Ao todo, mais de 476 documentos foram organizados e catalogados em três álbuns, passando a integrar oficialmente as listagens de Patrimônio Cultural e do Museu do Carvão. O conjunto reúne registros que ajudam a preservar a memória dos trabalhadores e das atividades desenvolvidas no município entre as décadas de 1940 e 1980, além de documentos que se estendem até 1999.

Entre os materiais estão cartões de sócios da CSN, carteiras de registro funcional de trabalhadores, cartas, diplomas e outros documentos relacionados à vida profissional dos antigos funcionários. A maior parte do acervo é formada por fichas trabalhistas de ex-funcionários da CSN e da Carbonífera Treviso, doados por familiares.

Entre as principais doadoras estão Ilka Stamm Pasa, Maria Nazareth Vargas dos Santos e Lia Bolsoni, além de outras famílias que contribuíram para que esses registros fossem preservados e pudessem ser incorporados ao acervo histórico do município.
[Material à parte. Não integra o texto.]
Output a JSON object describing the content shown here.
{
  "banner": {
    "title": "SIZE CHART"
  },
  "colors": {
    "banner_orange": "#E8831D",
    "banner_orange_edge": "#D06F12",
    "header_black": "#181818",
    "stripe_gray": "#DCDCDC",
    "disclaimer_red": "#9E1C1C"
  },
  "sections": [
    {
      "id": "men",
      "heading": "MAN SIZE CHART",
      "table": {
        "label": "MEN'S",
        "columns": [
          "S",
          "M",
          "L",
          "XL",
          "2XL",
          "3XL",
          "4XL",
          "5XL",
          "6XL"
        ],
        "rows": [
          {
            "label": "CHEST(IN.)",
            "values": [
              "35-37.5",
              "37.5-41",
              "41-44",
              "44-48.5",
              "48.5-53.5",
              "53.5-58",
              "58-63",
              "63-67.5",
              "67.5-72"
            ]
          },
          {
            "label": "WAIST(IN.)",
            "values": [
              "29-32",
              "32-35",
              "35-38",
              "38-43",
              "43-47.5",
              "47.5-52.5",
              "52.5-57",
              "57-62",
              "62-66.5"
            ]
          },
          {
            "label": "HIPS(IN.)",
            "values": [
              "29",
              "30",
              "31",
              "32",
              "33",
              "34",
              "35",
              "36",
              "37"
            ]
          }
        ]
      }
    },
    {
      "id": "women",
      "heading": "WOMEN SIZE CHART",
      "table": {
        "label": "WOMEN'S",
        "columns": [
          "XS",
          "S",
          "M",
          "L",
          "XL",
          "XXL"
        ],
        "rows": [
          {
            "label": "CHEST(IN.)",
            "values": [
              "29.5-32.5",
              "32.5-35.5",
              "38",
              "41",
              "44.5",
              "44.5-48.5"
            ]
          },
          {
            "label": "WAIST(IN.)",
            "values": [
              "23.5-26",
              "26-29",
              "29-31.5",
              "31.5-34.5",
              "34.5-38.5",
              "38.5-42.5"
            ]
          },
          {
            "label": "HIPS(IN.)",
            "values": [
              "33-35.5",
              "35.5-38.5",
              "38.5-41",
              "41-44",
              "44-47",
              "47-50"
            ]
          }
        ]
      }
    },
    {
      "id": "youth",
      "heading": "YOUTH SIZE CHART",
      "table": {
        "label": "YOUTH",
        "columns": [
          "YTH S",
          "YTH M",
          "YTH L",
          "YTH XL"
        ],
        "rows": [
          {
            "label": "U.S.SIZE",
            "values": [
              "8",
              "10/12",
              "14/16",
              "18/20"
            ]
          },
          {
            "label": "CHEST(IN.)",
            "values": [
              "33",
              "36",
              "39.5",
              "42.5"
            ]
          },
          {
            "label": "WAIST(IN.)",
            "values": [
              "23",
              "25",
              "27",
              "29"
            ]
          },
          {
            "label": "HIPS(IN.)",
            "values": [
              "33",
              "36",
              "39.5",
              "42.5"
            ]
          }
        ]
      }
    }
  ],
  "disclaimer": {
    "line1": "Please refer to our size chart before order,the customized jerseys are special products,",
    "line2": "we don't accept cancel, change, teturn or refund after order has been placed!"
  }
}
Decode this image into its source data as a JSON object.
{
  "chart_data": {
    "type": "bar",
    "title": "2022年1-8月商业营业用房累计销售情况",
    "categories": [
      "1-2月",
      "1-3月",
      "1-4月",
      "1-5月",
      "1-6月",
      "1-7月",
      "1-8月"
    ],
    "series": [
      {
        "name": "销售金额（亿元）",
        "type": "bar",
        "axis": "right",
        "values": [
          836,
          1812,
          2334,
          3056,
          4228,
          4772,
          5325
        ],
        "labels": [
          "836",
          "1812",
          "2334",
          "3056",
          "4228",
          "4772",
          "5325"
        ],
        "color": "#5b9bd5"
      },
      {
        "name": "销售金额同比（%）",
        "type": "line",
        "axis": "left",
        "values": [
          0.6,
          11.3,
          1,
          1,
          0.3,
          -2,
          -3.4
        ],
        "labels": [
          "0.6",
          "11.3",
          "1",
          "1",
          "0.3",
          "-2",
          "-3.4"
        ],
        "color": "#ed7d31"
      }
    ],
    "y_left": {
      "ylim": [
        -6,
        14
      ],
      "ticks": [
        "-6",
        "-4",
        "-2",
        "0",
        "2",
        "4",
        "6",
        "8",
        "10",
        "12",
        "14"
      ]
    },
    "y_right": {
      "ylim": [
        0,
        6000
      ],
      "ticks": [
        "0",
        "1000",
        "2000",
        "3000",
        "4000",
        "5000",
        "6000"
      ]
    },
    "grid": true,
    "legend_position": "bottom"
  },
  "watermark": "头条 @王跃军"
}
“Cada registro, cada fotografia e cada documento carrega um pouco da trajetória da nossa comunidade. É muito importante que esse material esteja organizado e disponível para consulta, garantindo que as novas gerações possam conhecer e valorizar as nossas raízes”, pontuou o prefeito Franqui Salvaro.

Registros ajudam a contar a história do Recreio do Trabalhador

Uma parte significativa dos documentos está relacionada ao período de administração de Heitor Belmiro da Silva, ex-encarregado do Recreio do Trabalhador. Os registros revelam detalhes da rotina do espaço e das atividades oferecidas aos trabalhadores e suas famílias.

Entre os documentos estão relatórios manuscritos e posteriormente datilografados, listas de filmes exibidos no Cine Recreio, relação de filmes a serem pagos aos distribuidores, documentos referentes ao pagamento de impostos de censura, lista de frequência de jogos internos e de utilização da biblioteca, além de registros de eventos, reuniões e festividades.

Também foram encontrados documentos relacionados a orçamentos para manutenção de equipamentos do Cine Recreio, listas de materiais e anotações sobre atividades relacionadas no local, como Semana da Criança, apresentações de teatro, reuniões, eleições, coquetéis e distribuição de brinquedos de Natal.

Imposto de censura

Os registros do cinema também revelam aspectos dos períodos de censura. Em documentos referentes às décadas de 1960 e 1970, há anotações sobre horários das sessões, filmes exibidos e os procedimentos relacionados à censura das obras antes da liberação para exibição.

As anotações registram, ainda, o chamado imposto de censura, relacionado à autorização para que determinados filmes fossem exibidos. Dependendo do conteúdo considerado inadequado, como temas relacionados à família, álcool ou sexualidade, cenas poderiam ser cortadas ou a obra poderia ser impedida de ser exibida.

O acervo também reúne documentos que atravessam períodos importantes da história brasileira, incluindo registros produzidos durante o período da ditadura militar. Outro documento encontrado registra a paralisação das sessões em 2 de abril de 1964, período próximo ao início da ditadura militar no Brasil.

Preservação da memória de Siderópolis

A nova etapa complementa o trabalho iniciado com a organização das fotografias históricas, que reúne 825 imagens da trajetória da CSN, da Carbonífera Treviso e de diferentes acontecimentos do município entre as décadas de 1940 e 1960. O material fotográfico foi catalogado e identificado com o apoio de pessoas que auxiliaram no reconhecimento de moradores, locais e equipamentos retratados nas imagens.

“O trabalho de catalogação permite que documentos que estavam guardados nas famílias possam ser reconhecidos como parte da história de Siderópolis. São registros que contam a trajetória dos trabalhadores, das empresas, do Recreio e de diferentes momentos vividos pela comunidade. Preservar esse material é também preservar a memória das pessoas que ajudaram a construir o município”, destacou o assessor de Cultura e Turismo de Siderópolis, Arisson Fabricio Nunes.

Todo o material já está disponível no Museu do Carvão para consulta e visualização. O Museu está localizado no antigo escritório da CSN, no bairro Rio Fiorita, em Siderópolis.